Lorsque le nom sur lequel ka- s'affixe est évaluativement neutre, comme avec fourch, il n'est pas net que le préfixe ka- importe une dimension péjorative. Dans les autres cas de dérivations donnés par Deshayes, la dimension péjorative pourrait venir de la racine nominale (strouilh, bac'h, bouilh, bridañ...).

Deshayes (2003:37) considère que le préfixe ka- use d'une morphologie expressive, mais sans expliquer en quoi précisément et cela n'est pas évident. Peut-être la source de la dimension péjorative, si telle dimension il y avait, découlerait-elle plutôt d'un évitement de nom tabou, du à la proximité phonologique avec le nom kac'h, kakac'h, kaoc'h 'caca, excrément'.

La dimension expressive de la morphologie émerge avec une réduplication, et on voit apparaître la dimension péjorative dans kakous 'lépreux' et ses dérivés.

Horizons comparatifs

Selon Deshayes (2003:37), le préfixe ka- vient d’un emprunt à l’ancien français ca-. Le préfixe ca-, cha- en ancien français a plus nettement une dimension péjorative qu'en breton.

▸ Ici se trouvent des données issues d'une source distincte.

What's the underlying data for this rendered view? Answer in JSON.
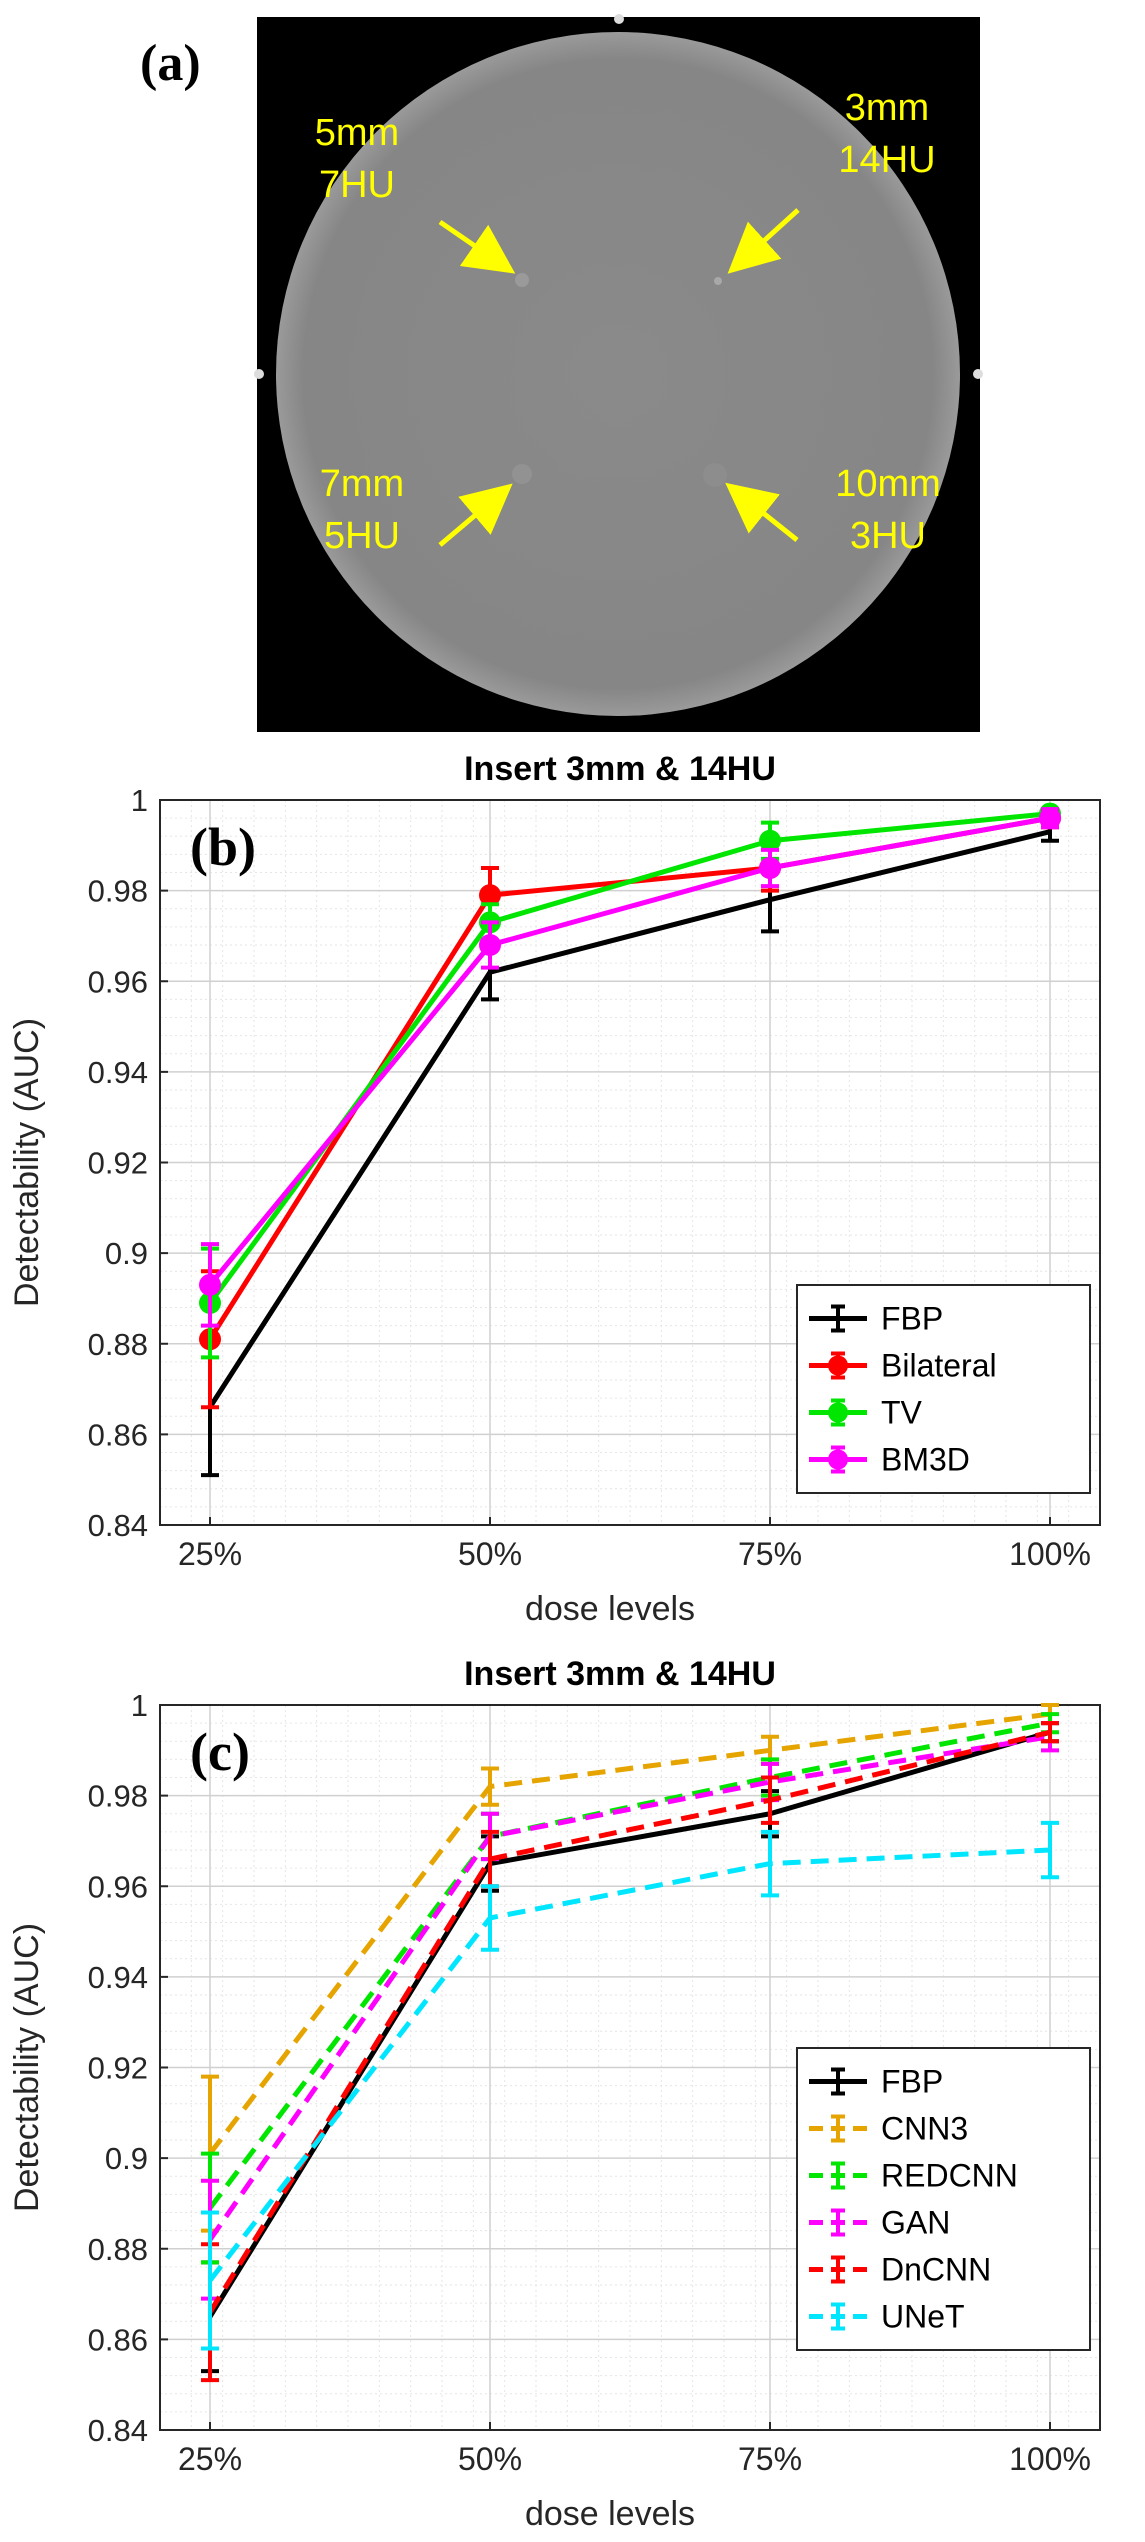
{
  "colors": {
    "fbp": "#000000",
    "bilateral": "#ff0000",
    "tv": "#00e600",
    "bm3d": "#ff00ff",
    "cnn3": "#e6a400",
    "redcnn": "#00e600",
    "gan": "#ff00ff",
    "dncnn": "#ff0000",
    "unet": "#00e6ff",
    "arrow": "#ffff00",
    "annotation": "#ffff00"
  },
  "panel_a": {
    "label": "(a)",
    "inserts": [
      {
        "size": "5mm",
        "contrast": "7HU"
      },
      {
        "size": "3mm",
        "contrast": "14HU"
      },
      {
        "size": "7mm",
        "contrast": "5HU"
      },
      {
        "size": "10mm",
        "contrast": "3HU"
      }
    ]
  },
  "chart_data": [
    {
      "id": "b",
      "panel_label": "(b)",
      "type": "line",
      "title": "Insert 3mm & 14HU",
      "xlabel": "dose levels",
      "ylabel": "Detectability (AUC)",
      "categories": [
        "25%",
        "50%",
        "75%",
        "100%"
      ],
      "ylim": [
        0.84,
        1.0
      ],
      "yticks": [
        0.84,
        0.86,
        0.88,
        0.9,
        0.92,
        0.94,
        0.96,
        0.98,
        1
      ],
      "ytick_labels": [
        "0.84",
        "0.86",
        "0.88",
        "0.9",
        "0.92",
        "0.94",
        "0.96",
        "0.98",
        "1"
      ],
      "grid": true,
      "legend_position": "bottom-right",
      "series": [
        {
          "name": "FBP",
          "color": "#000000",
          "style": "solid",
          "marker": "none",
          "values": [
            0.866,
            0.962,
            0.978,
            0.993
          ],
          "errors": [
            0.015,
            0.006,
            0.007,
            0.002
          ]
        },
        {
          "name": "Bilateral",
          "color": "#ff0000",
          "style": "solid",
          "marker": "circle",
          "values": [
            0.881,
            0.979,
            0.985,
            0.996
          ],
          "errors": [
            0.015,
            0.006,
            0.005,
            0.002
          ]
        },
        {
          "name": "TV",
          "color": "#00e600",
          "style": "solid",
          "marker": "circle",
          "values": [
            0.889,
            0.973,
            0.991,
            0.997
          ],
          "errors": [
            0.012,
            0.004,
            0.004,
            0.001
          ]
        },
        {
          "name": "BM3D",
          "color": "#ff00ff",
          "style": "solid",
          "marker": "circle",
          "values": [
            0.893,
            0.968,
            0.985,
            0.996
          ],
          "errors": [
            0.009,
            0.005,
            0.004,
            0.002
          ]
        }
      ]
    },
    {
      "id": "c",
      "panel_label": "(c)",
      "type": "line",
      "title": "Insert 3mm & 14HU",
      "xlabel": "dose levels",
      "ylabel": "Detectability (AUC)",
      "categories": [
        "25%",
        "50%",
        "75%",
        "100%"
      ],
      "ylim": [
        0.84,
        1.0
      ],
      "yticks": [
        0.84,
        0.86,
        0.88,
        0.9,
        0.92,
        0.94,
        0.96,
        0.98,
        1
      ],
      "ytick_labels": [
        "0.84",
        "0.86",
        "0.88",
        "0.9",
        "0.92",
        "0.94",
        "0.96",
        "0.98",
        "1"
      ],
      "grid": true,
      "legend_position": "bottom-right",
      "series": [
        {
          "name": "FBP",
          "color": "#000000",
          "style": "solid",
          "marker": "none",
          "values": [
            0.865,
            0.965,
            0.976,
            0.994
          ],
          "errors": [
            0.012,
            0.006,
            0.005,
            0.002
          ]
        },
        {
          "name": "CNN3",
          "color": "#e6a400",
          "style": "dashed",
          "marker": "none",
          "values": [
            0.901,
            0.982,
            0.99,
            0.998
          ],
          "errors": [
            0.017,
            0.004,
            0.003,
            0.002
          ]
        },
        {
          "name": "REDCNN",
          "color": "#00e600",
          "style": "dashed",
          "marker": "none",
          "values": [
            0.889,
            0.971,
            0.984,
            0.996
          ],
          "errors": [
            0.012,
            0.005,
            0.004,
            0.002
          ]
        },
        {
          "name": "GAN",
          "color": "#ff00ff",
          "style": "dashed",
          "marker": "none",
          "values": [
            0.882,
            0.971,
            0.983,
            0.993
          ],
          "errors": [
            0.013,
            0.005,
            0.004,
            0.003
          ]
        },
        {
          "name": "DnCNN",
          "color": "#ff0000",
          "style": "dashed",
          "marker": "none",
          "values": [
            0.866,
            0.966,
            0.979,
            0.994
          ],
          "errors": [
            0.015,
            0.006,
            0.005,
            0.002
          ]
        },
        {
          "name": "UNeT",
          "color": "#00e6ff",
          "style": "dashed",
          "marker": "none",
          "values": [
            0.873,
            0.953,
            0.965,
            0.968
          ],
          "errors": [
            0.015,
            0.007,
            0.007,
            0.006
          ]
        }
      ]
    }
  ]
}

  • cahute, chahute, quahute, Ancien français XII°, CNRTL
  • caboce 'caboche' sur le nom boce, bosse 'tête', Ancien français XII°, CNRTL
  • cabocer 'cabosser' Godefroy (1901), cabosser 'former des bosses', Ancien français XIV°, CNRTL


Ce préfixe péjoratif a essaimé dans différents dialectes romans.

  • calorgne 'borgne' sur le verbe lorgner, Haut-Maine, Littré
  • calucs 'qui a la vue courte' , sur luc 'voir' (cf. français reluquer), Provençal, (Guessard, Gramm. provençaux, p. 17), Littré
  • capeigner 'molester en attrapant, en tirant les cheveux violemment', Picard, Jouancoux (1880)
  • cafouiller 'remuer, tisonner, faire peu de chose', Picard, Jouancoux (1880)


Il existe une racine proto-indo-européenne * kakko- 'déféquer, excrément' (IEW:521) qui a abouti en proto-celtique à * kakka 'excrément' donnant le moyen irlandais cacc, le gallois cach, le cornique caugh et le moyen breton cauch (Matasović 2009), et finalement le breton kaoc'h 'excrément'.

Par réduplication, cette racine indo-européenne commune a obtenu le grec ϰαϰὸς 'mauvais', qui est source du préfixe français caco- 'mauvais' de cacophonie, cacographie, cachexie 'trouble profond de toutes les fonctions de l'organisme', cacochyme 'vieilli, en mauvaise santé', cacosmie 'perception d'odeur fétide en son absence'.

A ne pas confondre

Deshayes (2003) donne aussi katailh 'jacassement' comme dérivé en ka-, mais son raisonnement est peu clair car il donne aussi tailh comme signifiant 'taxe, taille, impôt'. Le nom 'jacassement' se trouve aussi sous la forme gragailh, du verbe gragailhat 'jacasser, piailler' (Menard & Bihan 2016-), ce qui suggère pour katailh ou gragailh des dérivations avec une onomatopée nominalisée par le suffixe péjoratif -ailh.